A few years back, Smith and Wesson brought out a new pocket pistol line that challenged all sorts of conventions including how much MIM and plastic can fit into a revolver, whether or not users really do want lasers on everything, and sensible ways to name models of firearm. The Bodyguard .38, not to be confused with the nearly identically named Bodyguard 380, is the Crimson Trace equipped revolver using a plastic grip frame vaguely reminiscent of the Ruger LCP.
A customer brought one in recently asking about tuning the trigger up, a common job on J-frame S&W guns made simple by available spring kits from Wolff and Apex Tactical Specialties. Unfortunately because the gun isn’t anything like the venerable J-frame, kits made for classic snubbies don’t work here. It’s a clever design in a lot of ways, but largely incompatible with drop in mods for other S&W guns.
On top of that, no parts diagrams or guides seem to exist for the BG38. Smith and Wesson maintains that there are “no user serviceable parts” and the gun should not be taken apart. CHALLENGE ACCEPTED. Let’s get to it!
As always the prologue to detail stripping any firearm is to clear your work area of any ammunition, clear the firearm and get all your tools in order.
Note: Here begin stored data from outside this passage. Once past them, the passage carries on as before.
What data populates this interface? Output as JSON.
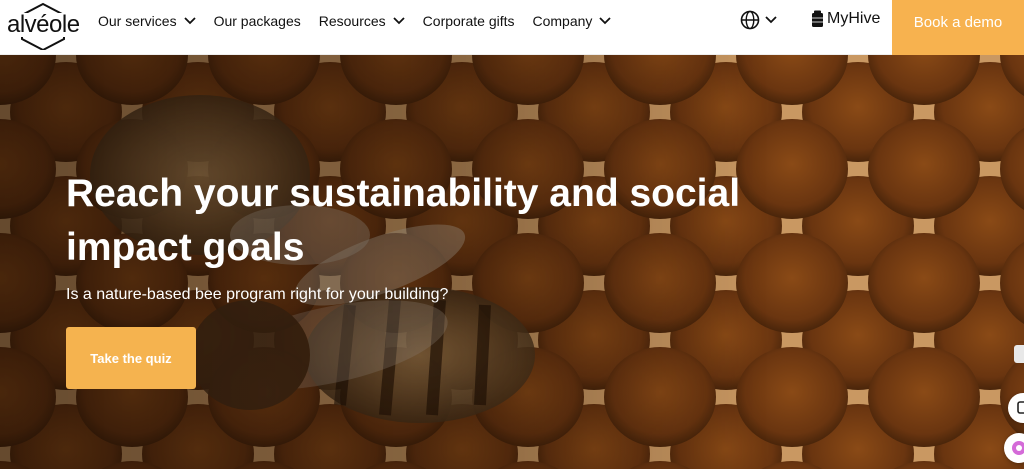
{
  "logo": {
    "text": "alvéole"
  },
  "nav": {
    "items": [
      {
        "label": "Our services",
        "has_dropdown": true
      },
      {
        "label": "Our packages",
        "has_dropdown": false
      },
      {
        "label": "Resources",
        "has_dropdown": true
      },
      {
        "label": "Corporate gifts",
        "has_dropdown": false
      },
      {
        "label": "Company",
        "has_dropdown": true
      }
    ],
    "language_icon": "globe-icon",
    "myhive_label": "MyHive",
    "demo_label": "Book a demo"
  },
  "hero": {
    "title": "Reach your sustainability and social impact goals",
    "subtitle": "Is a nature-based bee program right for your building?",
    "cta_label": "Take the quiz"
  },
  "colors": {
    "accent": "#f7b24f",
    "header_bg": "#ffffff",
    "text_dark": "#111111",
    "hero_text": "#ffffff"
  }
}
You’ll need a hook or dental pick, some pliers, 1/16″ and 0.050″ allen wrenches, your trusty hammer and punches.
1. Remove the Crimson Trace unit, by unescrewing the single retaining screw.
2. Remove the grip, by driving out the roll pin retaining it.
3. Remove the cylinder group and crane by driving out the front trigger guard pin, left to right, and pulling the trigger guard down.
4. Separate the crane and cylinder, and the ejector rod comes out with its spring simply by pushing it through.
5. Unscrew the ejector rod retainer screw, a 1/16″ allen head.
6. Remove the trigger guard by driving out the rear trigger guard screw, again left to right. Both pins are identical and only go one way.
7. Remove the front frame screw, which is the only dedicated screw in the gun. It helps retain the plastic grip frame. All screws besides the laser unit one are 1/16″ allens.
8. Remove the two remaining frame screws which are actually screw-pins. The top one acts as the pivot for the thumb piece lever to open the cylinder.
9. Pull the grip frame off, left side facing up to avoid the aforementioned lever running away. Set that lever aside, too.
10. Remove the hammer strut by rotating it up and lifting it off. Clever arrangement, but remember the direction the strut bends for later.
11. Remove the hammer, the pivot pin simply pushes out.
12. Remove the firing pin block by first unhooking the bottom (straight) leg of its tiny wire spring. Once the spring is out (note how it sits) the block pushes out like a pin, right to left.
13. Remove the firing pin and its return spring, straight out the back.
14. Remove the trigger return spring and guide. Pull the trigger rearward fully, clamp some pliers on the tail of the rod and hook underneath the ball end to raise it. Release tension slowly.
15. Remove the trigger. The blind pin must be removed with pliers, tweezers or forceps. BE CAREFUL, as the ‘drum’ will fly forward once the pawl/hand is pulled down.
16. Remove the cylinder stop. Again, blind pin. Behold the tiniest coil spring!
17. Disassemble the trigger. All of the small parts disassemble and reassemble easily and should be easy to figure out.
- Make note of the position of the firing pin block spring. Bent leg on top, straight leg resting on the firing pin block’s shelf.
- When reassembling the trigger return spring and rod, make sure the flat cutout on the retainer pin is facing forward.
- The easiest way to get the trigger return spring back in is to push down on it until the rod’s tail sticks out of the frame, then grab it with pliers and pull it far enough back to clear the trigger.
- Remember to leave the front trigger guard pin for last, since the trigger guard stud retains the crane assembly.
Thoughts on Design
I mentioned earlier that the Bodyguard revolver is a major departure from other Smith and Wesson products. Though the trigger and cylinder stop are pretty conventional, the real differences start to show in the way the cylinder is rotated and the fact it rotates the opposite direction of traditional S&W revolvers.
The clever part of the design is the “drum” pictured earlier, which locks into the ejector star by way of a five-armed starfish shape with a solid peg in the middle to center it. The drum is spring loaded and pulled back by the thumb piece, unlocking the cylinder from the starfish.
On the back side of the drum, five pegs stick out and are engaged by the pawl/hand attached to the trigger in a conventional manner. When fired, the hand helps to block the drum from creeping too far rearward under recoil and keep good contact with the cylinder. Unlike most S&W revolvers the trigger is not blocked when the cylinder is open, so you can essentially dry fire it. Fixing timing problems would probably be the same as a traditional pawl/hand setup using length and width of the hand.
Overall it’s really neat, but I’m not sure how strong it is or how it holds up to wear long term. The starfish drum is simple and effective.